• Hannah Bröcker

Haltung und Haltungstrainer

Aktualisiert: 25. März 2020


Die Nachfrage an sogenannten «Haltungstrainern» oder «Geradehaltern», scheint in letzter Zeit ziemlich zu wachsen. Immer häufiger fragen Patienten nach der Meinung des Physiotherapeuten ihres Vertrauens, ob sich die Anschaffung lohnt und wie man sie am besten verwendet.

Ich habe mich gefragt, ob eine Wirkung dieser Haltungstrainer schon einmal untersucht wurde und wie das Urteil dazu ausgefallen ist. Doch zunächst wollte ich noch darauf eingehen, warum man überhaupt solch ein Hilfsmittel zur Haltungsverbesserung benutzen sollte.

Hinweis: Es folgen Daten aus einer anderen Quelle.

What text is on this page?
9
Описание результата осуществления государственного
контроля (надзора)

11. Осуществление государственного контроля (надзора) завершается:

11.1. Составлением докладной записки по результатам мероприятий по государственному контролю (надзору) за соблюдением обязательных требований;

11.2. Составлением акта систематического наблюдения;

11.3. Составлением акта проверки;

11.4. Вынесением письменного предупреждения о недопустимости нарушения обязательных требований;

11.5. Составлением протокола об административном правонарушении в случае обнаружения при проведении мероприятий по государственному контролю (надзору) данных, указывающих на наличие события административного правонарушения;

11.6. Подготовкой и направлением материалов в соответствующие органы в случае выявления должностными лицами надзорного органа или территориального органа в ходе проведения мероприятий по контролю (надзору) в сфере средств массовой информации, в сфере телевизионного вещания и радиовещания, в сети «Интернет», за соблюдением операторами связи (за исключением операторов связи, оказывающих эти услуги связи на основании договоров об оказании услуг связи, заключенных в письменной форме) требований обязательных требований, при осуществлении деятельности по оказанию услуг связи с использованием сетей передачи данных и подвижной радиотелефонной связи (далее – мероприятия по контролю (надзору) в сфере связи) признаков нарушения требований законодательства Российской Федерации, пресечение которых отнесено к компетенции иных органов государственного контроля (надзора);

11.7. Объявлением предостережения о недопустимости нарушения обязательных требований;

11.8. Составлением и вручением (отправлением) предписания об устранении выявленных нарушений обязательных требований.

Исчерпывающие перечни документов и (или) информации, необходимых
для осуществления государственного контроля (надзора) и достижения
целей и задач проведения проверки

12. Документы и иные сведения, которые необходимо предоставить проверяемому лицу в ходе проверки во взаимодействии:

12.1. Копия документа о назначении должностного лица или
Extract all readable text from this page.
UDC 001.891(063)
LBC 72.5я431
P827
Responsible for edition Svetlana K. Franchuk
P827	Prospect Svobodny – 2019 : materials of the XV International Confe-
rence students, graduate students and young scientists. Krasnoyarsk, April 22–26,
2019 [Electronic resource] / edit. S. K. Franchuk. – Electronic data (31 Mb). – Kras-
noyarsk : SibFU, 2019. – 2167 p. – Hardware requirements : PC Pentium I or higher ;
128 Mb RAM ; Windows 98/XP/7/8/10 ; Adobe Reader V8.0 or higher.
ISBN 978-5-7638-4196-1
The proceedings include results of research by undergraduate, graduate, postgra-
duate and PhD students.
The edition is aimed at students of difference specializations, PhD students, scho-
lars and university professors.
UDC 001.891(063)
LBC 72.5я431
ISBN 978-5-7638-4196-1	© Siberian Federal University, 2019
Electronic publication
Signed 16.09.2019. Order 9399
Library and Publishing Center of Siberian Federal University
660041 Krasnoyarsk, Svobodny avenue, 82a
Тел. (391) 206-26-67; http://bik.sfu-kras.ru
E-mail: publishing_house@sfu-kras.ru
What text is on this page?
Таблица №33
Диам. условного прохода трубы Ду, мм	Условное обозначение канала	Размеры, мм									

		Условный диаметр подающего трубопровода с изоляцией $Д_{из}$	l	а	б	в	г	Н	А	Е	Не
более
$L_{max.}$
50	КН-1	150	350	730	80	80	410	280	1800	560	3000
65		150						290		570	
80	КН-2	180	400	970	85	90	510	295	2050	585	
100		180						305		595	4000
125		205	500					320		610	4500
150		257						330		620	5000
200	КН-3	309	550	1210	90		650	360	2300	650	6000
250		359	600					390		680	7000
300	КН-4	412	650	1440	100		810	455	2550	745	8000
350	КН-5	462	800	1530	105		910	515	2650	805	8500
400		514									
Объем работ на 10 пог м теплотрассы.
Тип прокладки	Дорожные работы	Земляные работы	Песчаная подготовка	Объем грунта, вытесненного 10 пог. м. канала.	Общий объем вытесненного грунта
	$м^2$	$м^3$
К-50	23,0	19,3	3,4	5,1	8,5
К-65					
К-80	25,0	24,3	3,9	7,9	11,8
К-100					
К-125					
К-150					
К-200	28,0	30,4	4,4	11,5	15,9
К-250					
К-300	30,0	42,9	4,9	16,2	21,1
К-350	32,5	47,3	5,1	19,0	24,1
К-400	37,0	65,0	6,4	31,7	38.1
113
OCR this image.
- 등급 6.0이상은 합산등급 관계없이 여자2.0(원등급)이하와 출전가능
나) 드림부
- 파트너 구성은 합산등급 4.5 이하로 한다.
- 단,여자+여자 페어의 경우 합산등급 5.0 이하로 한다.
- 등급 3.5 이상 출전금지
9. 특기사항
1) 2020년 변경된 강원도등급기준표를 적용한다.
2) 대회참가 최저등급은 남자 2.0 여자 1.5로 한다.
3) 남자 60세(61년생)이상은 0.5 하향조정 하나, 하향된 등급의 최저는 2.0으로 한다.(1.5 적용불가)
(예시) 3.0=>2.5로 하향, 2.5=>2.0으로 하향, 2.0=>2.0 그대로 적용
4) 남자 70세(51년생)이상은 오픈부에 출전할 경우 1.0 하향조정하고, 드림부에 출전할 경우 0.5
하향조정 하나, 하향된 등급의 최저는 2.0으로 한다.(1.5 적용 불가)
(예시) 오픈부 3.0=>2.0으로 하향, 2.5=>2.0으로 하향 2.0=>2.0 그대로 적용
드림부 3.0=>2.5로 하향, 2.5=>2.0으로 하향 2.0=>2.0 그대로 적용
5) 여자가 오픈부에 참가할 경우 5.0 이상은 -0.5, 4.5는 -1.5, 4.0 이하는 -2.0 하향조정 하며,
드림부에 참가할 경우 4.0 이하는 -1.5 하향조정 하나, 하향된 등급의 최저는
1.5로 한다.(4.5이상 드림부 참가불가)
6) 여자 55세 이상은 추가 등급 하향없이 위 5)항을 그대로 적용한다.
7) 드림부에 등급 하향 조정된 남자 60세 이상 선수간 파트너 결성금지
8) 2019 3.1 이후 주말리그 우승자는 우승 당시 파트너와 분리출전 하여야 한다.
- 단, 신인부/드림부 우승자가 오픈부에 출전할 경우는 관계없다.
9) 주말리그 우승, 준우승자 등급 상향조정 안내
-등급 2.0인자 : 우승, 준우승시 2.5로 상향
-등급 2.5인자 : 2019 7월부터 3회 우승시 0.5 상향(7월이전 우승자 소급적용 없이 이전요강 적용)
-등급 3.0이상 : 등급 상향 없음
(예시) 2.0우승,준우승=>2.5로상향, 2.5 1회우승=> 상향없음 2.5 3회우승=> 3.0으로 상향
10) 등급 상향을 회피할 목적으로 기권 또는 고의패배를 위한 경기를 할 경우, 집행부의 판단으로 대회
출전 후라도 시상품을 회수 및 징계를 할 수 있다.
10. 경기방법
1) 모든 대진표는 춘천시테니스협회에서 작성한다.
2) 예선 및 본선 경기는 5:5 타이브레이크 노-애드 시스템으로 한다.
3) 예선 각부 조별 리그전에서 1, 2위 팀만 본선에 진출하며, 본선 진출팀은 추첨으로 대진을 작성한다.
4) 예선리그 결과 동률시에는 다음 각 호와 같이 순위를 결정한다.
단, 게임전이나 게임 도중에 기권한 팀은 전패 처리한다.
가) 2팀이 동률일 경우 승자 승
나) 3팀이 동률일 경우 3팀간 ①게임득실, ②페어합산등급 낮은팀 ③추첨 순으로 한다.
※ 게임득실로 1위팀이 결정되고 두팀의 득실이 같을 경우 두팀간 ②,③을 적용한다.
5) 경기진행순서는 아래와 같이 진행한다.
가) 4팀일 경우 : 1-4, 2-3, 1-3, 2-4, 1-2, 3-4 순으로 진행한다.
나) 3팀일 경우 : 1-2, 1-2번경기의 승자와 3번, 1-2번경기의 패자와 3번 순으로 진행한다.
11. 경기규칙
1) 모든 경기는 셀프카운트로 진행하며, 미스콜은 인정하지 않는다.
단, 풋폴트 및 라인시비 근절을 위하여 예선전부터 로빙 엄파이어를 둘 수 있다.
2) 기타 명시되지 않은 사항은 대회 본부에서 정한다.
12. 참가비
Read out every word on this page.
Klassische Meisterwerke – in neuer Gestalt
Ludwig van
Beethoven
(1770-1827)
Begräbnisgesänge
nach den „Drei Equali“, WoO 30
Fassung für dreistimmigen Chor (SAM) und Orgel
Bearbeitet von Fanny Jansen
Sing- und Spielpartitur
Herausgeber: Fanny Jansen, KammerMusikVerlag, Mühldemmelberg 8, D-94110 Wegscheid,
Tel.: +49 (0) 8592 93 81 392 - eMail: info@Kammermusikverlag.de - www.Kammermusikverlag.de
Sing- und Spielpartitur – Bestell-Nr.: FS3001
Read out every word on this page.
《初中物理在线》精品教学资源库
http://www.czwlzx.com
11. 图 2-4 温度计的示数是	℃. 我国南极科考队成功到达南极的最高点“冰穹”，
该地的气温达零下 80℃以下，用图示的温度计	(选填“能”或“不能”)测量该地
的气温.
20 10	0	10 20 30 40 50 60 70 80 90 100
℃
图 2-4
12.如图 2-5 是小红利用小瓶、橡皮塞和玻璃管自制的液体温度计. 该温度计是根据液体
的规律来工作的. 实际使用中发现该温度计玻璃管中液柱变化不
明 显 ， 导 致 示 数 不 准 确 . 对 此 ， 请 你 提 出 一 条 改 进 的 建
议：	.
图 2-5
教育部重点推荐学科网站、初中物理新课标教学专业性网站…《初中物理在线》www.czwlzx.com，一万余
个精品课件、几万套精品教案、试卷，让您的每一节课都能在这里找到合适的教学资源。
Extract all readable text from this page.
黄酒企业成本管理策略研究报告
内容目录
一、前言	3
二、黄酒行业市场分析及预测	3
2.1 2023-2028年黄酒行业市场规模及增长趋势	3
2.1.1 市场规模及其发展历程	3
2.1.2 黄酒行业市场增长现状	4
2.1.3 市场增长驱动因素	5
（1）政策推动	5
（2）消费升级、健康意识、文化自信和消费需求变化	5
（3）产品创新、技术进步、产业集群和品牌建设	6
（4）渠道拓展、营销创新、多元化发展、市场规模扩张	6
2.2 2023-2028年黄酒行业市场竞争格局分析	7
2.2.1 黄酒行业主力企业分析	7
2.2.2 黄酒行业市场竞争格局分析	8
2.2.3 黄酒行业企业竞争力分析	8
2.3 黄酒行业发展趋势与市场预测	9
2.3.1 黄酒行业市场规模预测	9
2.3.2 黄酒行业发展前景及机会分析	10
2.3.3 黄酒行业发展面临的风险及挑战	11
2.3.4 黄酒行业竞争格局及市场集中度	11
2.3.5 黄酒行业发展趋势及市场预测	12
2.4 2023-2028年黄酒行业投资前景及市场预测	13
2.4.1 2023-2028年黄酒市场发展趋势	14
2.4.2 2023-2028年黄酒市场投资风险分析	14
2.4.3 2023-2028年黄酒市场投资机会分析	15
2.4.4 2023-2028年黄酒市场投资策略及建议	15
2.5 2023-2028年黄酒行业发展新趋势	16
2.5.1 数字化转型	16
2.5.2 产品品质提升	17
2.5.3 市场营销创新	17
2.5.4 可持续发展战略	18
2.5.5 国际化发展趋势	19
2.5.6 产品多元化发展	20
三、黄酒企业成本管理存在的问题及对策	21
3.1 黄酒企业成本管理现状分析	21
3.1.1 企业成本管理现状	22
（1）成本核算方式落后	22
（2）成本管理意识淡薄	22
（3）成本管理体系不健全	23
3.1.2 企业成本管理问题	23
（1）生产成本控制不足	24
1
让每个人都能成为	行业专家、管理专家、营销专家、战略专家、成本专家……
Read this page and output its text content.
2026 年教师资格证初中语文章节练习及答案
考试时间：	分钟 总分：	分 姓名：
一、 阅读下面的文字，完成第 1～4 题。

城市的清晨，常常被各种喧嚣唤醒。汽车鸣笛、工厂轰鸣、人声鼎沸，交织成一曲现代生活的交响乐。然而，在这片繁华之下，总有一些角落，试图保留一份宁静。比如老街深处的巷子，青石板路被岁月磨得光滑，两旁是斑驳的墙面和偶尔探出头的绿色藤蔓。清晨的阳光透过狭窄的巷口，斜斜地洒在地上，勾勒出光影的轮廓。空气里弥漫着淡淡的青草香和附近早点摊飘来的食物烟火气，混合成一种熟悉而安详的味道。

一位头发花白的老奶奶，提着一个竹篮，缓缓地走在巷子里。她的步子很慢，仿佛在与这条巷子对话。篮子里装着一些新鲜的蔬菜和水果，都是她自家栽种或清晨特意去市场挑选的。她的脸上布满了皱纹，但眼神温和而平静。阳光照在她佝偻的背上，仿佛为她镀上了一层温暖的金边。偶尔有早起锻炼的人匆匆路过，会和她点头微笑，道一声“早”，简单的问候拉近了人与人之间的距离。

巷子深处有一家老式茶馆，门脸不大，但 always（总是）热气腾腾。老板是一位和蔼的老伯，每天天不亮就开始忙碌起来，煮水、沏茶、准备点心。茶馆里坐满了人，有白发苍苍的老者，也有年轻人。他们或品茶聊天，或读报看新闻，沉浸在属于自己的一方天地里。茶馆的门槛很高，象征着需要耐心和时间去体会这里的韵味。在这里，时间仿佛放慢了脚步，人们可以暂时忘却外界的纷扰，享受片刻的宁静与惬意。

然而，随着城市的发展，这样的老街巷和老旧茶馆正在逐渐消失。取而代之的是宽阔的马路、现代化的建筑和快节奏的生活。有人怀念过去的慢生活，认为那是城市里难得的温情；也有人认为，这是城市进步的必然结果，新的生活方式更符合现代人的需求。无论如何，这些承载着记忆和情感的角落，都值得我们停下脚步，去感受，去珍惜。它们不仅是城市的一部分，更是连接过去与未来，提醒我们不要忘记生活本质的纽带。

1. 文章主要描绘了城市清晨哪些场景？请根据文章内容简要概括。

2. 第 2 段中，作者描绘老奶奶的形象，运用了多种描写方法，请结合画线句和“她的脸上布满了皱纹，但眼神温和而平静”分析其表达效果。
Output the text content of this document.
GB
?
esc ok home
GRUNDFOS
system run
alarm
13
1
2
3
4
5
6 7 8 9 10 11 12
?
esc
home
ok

Was genau macht die Haltung aus?

Die Körperhaltung ist die durch das Zusammenwirken von Muskeln, Bändern und Knochen bedingte Stellung des menschlichen Körpers.Sie lässt sich als ein dynamisches Muster definieren, welches aus verschiedenen Faktoren, nämlich Reflexen, Gewohnheiten, adaptiven Reaktionen auf die Schwerkraft, abnormale Anatomie, Arbeitshaltungen und sportlichen Anforderungen gebildet wird. Die Art, wie wir sitzen, stehen und laufen, ist die stärkste Gewohnheit die wir haben. Sie ist zugleich tief mit unserer Persönlichkeit und der Kultur bzw. Religion, in der wir leben, verwurzelt. Ausserdem gibt die Haltung auch immer etwas über die persönliche Verfassung einer Person preis, wie z.B. ob man glücklich vs. traurig, mutig vs. ängstlich, antriebslos vs. verkrampft oder unterwürfig vs. dominant ist. Sie erfüllt also auch immer einen sozialen und emotionalen Zweck. So lässt sich eine aufrechte Haltung mit einem mutigen Auftreten in Verbindung bringen. Das mutige Auftreten kann wiederum, durch die Änderung des Hormonspiegels, für eine Schmerzlinderung sorgen und zu mehr Kraft verleihen (Bohns and Wiltermuth 2012).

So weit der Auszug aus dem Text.